Classic Review: The First Wives Club (1996)

leandromatos1981March 12, 202075/100n/a9 min
Starring
Goldie Hawn, Bette Midler, Diane Keaton
Writer
Robert Harling
Director
Hugh Wilson
Rating
PG (United States)
Running Time
103 minutes
Overall Score
Rating Summary
The First Wives Club is a great comedy with unexpected leads that all deliver knockout performances in their own right.

Some films become cult classics and we can’t really point out why. They are not landmarking of filmmaking, nor they have an unforgettable performance or another element that it in the must watch list. But even so, there’s something about them that just clicks and make them pop out and be remembered years to come.

The First Wives Club is one of these films; originally released in 1996, the film was an instant success, telling the story of three almost 50-year-old women who are all abandoned by their husbands for younger women. Elise (Hawn) is a Hollywood actress who’s past her prime and is trying her best to preserve her youth; her husband is a producer named Bill (Victor Garber), who’s of course a pig and is dating a young starlet named Phoebe (Elizabeth Berkley). Brenda (Midler) is a housewife who helped her husband Morty (Dan Hedaya) create an empire and was traded of for a stupid bimbo (Sarah Jessica Parker); and Annie (Keaton) is an executive who always put her career behind her husband Aaron (Stephen Collins) lives a completely submissive life. They reconnect after decades apart in the funeral of their fourth friend Cynthia (Stockard Channing) committed suicide after being left for a younger woman. Seeing the similarities in all their pain make them unite and promise to pay back all the suffering they are experiencing.

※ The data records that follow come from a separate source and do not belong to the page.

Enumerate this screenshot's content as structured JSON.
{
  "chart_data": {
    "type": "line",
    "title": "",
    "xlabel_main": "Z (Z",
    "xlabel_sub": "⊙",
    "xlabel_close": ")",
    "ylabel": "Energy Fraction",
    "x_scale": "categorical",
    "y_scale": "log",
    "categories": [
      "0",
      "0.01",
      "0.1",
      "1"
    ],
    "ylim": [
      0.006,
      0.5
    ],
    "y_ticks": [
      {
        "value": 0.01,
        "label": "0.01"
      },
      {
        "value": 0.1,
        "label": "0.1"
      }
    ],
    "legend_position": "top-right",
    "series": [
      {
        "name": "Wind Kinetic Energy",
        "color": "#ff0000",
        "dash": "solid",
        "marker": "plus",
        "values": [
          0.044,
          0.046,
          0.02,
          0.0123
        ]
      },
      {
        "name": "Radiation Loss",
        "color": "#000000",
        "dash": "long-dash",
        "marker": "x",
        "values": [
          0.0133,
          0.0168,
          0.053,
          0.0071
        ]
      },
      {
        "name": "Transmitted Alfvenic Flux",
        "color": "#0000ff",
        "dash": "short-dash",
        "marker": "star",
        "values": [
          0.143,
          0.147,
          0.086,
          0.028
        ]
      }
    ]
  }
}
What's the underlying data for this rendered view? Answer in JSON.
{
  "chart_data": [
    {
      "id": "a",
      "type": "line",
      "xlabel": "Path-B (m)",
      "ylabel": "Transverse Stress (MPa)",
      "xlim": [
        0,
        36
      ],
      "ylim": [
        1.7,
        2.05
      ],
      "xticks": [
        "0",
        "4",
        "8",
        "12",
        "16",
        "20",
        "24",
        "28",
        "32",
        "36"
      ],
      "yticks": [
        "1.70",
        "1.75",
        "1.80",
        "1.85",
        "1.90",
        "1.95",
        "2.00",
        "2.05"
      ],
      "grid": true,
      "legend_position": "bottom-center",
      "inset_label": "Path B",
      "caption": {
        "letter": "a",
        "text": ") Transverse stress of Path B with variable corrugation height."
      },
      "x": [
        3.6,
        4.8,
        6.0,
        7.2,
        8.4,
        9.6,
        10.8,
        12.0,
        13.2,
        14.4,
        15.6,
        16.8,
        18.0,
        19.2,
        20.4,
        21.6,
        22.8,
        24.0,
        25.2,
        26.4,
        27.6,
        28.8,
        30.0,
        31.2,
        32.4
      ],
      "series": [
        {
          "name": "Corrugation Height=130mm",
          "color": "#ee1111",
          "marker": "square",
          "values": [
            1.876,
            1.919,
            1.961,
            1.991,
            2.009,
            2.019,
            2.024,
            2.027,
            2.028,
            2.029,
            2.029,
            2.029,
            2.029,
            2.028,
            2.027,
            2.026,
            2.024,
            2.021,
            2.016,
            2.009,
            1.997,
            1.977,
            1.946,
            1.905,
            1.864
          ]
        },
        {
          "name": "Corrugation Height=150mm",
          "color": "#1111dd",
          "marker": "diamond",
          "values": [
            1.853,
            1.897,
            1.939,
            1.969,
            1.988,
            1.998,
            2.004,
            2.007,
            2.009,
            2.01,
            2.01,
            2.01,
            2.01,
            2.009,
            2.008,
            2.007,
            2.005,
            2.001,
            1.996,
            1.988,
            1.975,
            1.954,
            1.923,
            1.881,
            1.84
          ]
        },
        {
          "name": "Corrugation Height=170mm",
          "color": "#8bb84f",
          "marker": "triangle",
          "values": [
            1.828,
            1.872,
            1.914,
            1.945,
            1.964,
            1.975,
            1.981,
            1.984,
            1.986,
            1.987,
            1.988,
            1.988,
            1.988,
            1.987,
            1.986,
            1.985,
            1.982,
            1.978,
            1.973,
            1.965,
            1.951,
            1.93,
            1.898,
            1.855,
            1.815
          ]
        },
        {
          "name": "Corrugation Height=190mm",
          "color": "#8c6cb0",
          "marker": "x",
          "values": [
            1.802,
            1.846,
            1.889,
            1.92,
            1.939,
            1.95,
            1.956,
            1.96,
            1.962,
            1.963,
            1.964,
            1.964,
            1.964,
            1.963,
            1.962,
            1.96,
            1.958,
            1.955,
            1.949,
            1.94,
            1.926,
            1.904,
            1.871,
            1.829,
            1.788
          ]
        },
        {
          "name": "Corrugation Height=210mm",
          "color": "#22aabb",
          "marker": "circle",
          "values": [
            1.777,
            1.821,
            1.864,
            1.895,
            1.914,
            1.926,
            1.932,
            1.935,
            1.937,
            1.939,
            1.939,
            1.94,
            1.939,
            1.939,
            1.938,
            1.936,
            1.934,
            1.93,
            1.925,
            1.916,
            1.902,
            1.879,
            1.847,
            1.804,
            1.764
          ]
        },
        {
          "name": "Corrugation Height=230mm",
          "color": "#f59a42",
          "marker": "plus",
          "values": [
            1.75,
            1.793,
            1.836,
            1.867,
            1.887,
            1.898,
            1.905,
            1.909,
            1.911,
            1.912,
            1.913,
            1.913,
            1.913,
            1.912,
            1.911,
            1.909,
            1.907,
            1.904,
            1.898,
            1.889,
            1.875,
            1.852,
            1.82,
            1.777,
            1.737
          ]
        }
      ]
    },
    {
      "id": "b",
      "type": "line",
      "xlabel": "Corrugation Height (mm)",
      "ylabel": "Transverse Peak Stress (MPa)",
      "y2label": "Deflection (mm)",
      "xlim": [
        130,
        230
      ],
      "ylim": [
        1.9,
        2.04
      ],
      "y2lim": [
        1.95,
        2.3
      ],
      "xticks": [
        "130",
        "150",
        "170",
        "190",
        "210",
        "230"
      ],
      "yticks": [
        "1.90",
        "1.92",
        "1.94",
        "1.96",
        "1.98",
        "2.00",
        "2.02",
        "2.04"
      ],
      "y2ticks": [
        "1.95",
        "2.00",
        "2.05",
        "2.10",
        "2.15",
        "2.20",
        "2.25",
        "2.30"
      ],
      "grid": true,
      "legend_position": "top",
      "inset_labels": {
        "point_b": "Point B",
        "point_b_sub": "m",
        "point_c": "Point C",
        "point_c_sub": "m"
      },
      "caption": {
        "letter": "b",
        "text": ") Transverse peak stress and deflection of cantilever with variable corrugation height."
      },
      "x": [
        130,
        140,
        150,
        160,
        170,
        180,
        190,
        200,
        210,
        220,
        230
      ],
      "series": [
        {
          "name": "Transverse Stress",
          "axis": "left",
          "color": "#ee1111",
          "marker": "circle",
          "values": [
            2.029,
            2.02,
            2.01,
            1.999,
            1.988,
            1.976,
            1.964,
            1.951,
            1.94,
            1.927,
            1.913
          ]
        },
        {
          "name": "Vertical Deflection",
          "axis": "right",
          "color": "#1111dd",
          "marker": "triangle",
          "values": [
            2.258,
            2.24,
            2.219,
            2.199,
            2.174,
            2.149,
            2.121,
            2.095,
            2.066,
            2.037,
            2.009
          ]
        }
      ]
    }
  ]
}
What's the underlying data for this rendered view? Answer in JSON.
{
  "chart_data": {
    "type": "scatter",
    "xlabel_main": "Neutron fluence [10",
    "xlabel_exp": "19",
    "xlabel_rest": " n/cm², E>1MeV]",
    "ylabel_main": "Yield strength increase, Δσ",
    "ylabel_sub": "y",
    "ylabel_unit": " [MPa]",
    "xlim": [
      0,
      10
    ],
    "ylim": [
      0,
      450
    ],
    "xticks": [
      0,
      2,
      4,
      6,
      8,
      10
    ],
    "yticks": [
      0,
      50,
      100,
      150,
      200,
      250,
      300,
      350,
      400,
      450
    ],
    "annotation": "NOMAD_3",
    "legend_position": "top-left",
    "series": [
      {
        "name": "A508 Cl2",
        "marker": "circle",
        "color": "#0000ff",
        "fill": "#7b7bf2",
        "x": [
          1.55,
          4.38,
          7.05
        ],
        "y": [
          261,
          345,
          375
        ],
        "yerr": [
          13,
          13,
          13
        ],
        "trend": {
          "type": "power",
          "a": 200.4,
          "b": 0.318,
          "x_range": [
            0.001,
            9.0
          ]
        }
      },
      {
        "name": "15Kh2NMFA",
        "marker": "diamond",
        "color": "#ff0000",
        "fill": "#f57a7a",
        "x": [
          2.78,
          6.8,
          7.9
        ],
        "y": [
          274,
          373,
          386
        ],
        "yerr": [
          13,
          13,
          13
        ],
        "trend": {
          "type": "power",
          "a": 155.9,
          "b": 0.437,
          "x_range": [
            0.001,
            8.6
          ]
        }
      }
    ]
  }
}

As a film, The First Wives Club is pretty by-the-book. They are in pain, they unite, they promise revenge, they go at it, they finally see the greater picture and learn from their mistakes. Nothing in the structure of the story is particularly groundbreaking, but that doesn’t mean it’s not exactly that in a lot of aspects. This is a film that deals, among other things, with 50-year-old women being dumped and finding new purpose in live , and most importantly, ending the story feeling totally secure of they are in the world, proud of their choices, their bodies, their lives. To have a film with one lead at that age would already be a risk, and one with three leads would probably seem like a recipe for disaster in the 90’s. when representation was still only being whispered. Not only does the film turn our expectations around, it also made a lot of money, another proof that people older than 15 also went to the theatre.

Meanwhile, the script doesn’t shy away from a lot of issues that exists in stories like these, such as alcoholism, co-dependency, the feeling of not being useful, how horrible it is to be so easily discarded, sexuality, looks and a lot more. It’s kind of a miracle that the script can assimilate so much and be actually cohesive. Probably the biggest catch here was the casting: the entire cast is extraordinary, an inspired collection of actors that bring a lot of personality to the film, from Garber to Channing (great in her one scene), Berkley, Hedaya, Marcia Gay Harden, Bronson Pinchot, Eileen Heckart, Philip Bosco, even the little parts are played by actors like Timothy Olyphant, J.K. Simmons and Heather Locklear. Sarah Jessica Parker and Maggie Smith especially are the ones to notice. Smith has just a few scenes, but her lines and her delivery are hilarious, and her reactions are just spot on; Parker has a more substantial role, and she kills it as the stupid blonde. The character has become a little cliché, yes, but she is still very funny in it.

But if there are any performances that need to be praised here, they are the ones delivered by the three first wives. Hawn stands out a bit more because her Elise is just hilarious all around, but she’s followed very close by Midler, who has great sarcastic quips as Brenda, and Keaton, with the more discreet character of Annie. But most importantly, all their performances complement each other’s, the three actresses bring their A-game here and they are a united front that turns the whole thing into a delicious ride. You cannot imagine replacing any of these three ladies , why would we even try that? Wilson manages to create a well-rounded film that always entices our curiosity to what’s happening next. Some scenes are laugh-out-loud funny, like when the three have to escape Morty’s new house, and even the emotional moments work well.

The First Wives Club may not be considered a perfect film, but it also seems it never intended to be so. What it wanted to be, apparently, was a highly entertaining film, and it accomplished just that with aplomb.